El coronavirus ha conseguido que en muchos hogares se hayan estrechado los lazos familiares, los recuerdos compartidos, la nostalgia de abrazos pasados, la ilusión por volverse a ver. Yo soy muy afortunada porque, aun teniendo en casa algunas personas de lo que se ha denominado población de riesgo, todos se encuentran bien. Al menos, de momento.

Nunca he temido por mí, pero sí por todos aquellos a los que quiero. De hecho, cuando empezó el confinamiento, deseaba con angustia que pasaran los días sin rastro de síntomas en la videollamada familiar que, a raíz de esto, se ha convertido ya en diaria. Me despertaba angustiada, pensando que quizá esa mañana recibiría el mensaje de que uno u otro tenía fiebre. Hacía un ejercicio absurdo, que era repasar las costumbres de mis padres (las clases de manualidades, la compra, el gimnasio...) para calcular su nivel de exposición antes del estado de alarma. Paradójicamente, un problema cardiaco de mi hermano, en pleno mes de febrero, hizo que ellos estuvieran más recogidos mientras el virus campaba a sus anchas. Quizá algo triste ha hecho posible algo alegre.

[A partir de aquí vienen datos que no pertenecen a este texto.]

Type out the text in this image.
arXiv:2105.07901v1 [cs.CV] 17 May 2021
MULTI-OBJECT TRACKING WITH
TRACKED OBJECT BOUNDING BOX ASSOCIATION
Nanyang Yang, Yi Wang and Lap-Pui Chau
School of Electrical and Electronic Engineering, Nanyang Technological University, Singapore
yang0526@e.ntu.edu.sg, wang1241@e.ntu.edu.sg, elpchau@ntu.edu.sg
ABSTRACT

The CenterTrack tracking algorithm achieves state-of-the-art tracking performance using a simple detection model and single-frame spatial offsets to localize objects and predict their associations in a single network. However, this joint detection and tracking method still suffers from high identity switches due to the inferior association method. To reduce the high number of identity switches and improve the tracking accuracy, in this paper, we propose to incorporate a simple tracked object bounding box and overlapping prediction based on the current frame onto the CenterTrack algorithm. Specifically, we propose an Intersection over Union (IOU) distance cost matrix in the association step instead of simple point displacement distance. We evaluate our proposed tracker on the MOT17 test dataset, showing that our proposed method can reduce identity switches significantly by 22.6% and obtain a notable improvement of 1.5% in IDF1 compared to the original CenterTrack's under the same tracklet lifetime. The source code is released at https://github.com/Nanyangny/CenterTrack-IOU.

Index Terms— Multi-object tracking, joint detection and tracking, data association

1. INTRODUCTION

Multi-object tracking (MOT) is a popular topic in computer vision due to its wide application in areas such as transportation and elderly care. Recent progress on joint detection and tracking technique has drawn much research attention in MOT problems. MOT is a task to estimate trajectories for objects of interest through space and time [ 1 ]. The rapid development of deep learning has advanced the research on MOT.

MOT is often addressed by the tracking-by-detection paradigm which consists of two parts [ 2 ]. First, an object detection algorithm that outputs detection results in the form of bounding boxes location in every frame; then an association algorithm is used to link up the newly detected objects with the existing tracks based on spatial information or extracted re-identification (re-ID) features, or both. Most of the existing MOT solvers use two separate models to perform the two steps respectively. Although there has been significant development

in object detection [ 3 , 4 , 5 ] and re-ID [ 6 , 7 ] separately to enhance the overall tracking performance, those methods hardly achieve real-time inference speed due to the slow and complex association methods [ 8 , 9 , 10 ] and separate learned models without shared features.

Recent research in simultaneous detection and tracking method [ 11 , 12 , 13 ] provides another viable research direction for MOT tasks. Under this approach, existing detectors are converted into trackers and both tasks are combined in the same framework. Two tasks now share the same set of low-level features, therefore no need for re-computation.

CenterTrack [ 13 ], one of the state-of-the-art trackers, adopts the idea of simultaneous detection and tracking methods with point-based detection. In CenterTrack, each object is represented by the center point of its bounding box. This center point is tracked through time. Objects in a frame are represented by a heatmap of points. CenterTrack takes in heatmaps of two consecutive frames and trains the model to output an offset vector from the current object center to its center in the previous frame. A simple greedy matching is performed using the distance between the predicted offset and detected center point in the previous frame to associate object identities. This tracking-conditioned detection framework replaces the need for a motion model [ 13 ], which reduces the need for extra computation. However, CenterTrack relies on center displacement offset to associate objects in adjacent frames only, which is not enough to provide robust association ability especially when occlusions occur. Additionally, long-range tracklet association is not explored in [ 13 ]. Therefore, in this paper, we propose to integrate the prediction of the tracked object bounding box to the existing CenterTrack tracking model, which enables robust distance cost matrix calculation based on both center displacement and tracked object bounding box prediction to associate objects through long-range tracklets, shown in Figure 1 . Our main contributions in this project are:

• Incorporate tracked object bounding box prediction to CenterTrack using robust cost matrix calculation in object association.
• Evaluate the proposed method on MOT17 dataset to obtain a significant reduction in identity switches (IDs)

Decía que mi repaso era un ejercicio absurdo porque nos separan más de 400 kilómetros y por aquel entonces no nos contábamos la vida minuto a minuto. Ahora, sí. Nos conectamos siempre a la misma hora y siempre con ilusión. Mi padre dice que es el momento más feliz del día y cree que las conversaciones de ahora, más largas y variadas que antes, no las olvidaremos nunca. Es probable. Hacemos planes para el futuro, hablamos de política, de cocina y de series, celebramos cumpleaños o reñimos a mi madre por salir para enviarnos por correo las mascarillas que ella misma hace con retales.

No me quiero ni imaginar cómo están en las otras casas, en las que sí pierden a sus seres queridos y sin la oportunidad de decirles adiós. Es imposible no sentirlo como una desgracia colectiva. Ojalá esto nos convierta en mejores hijos, mejores amigos, mejores personas.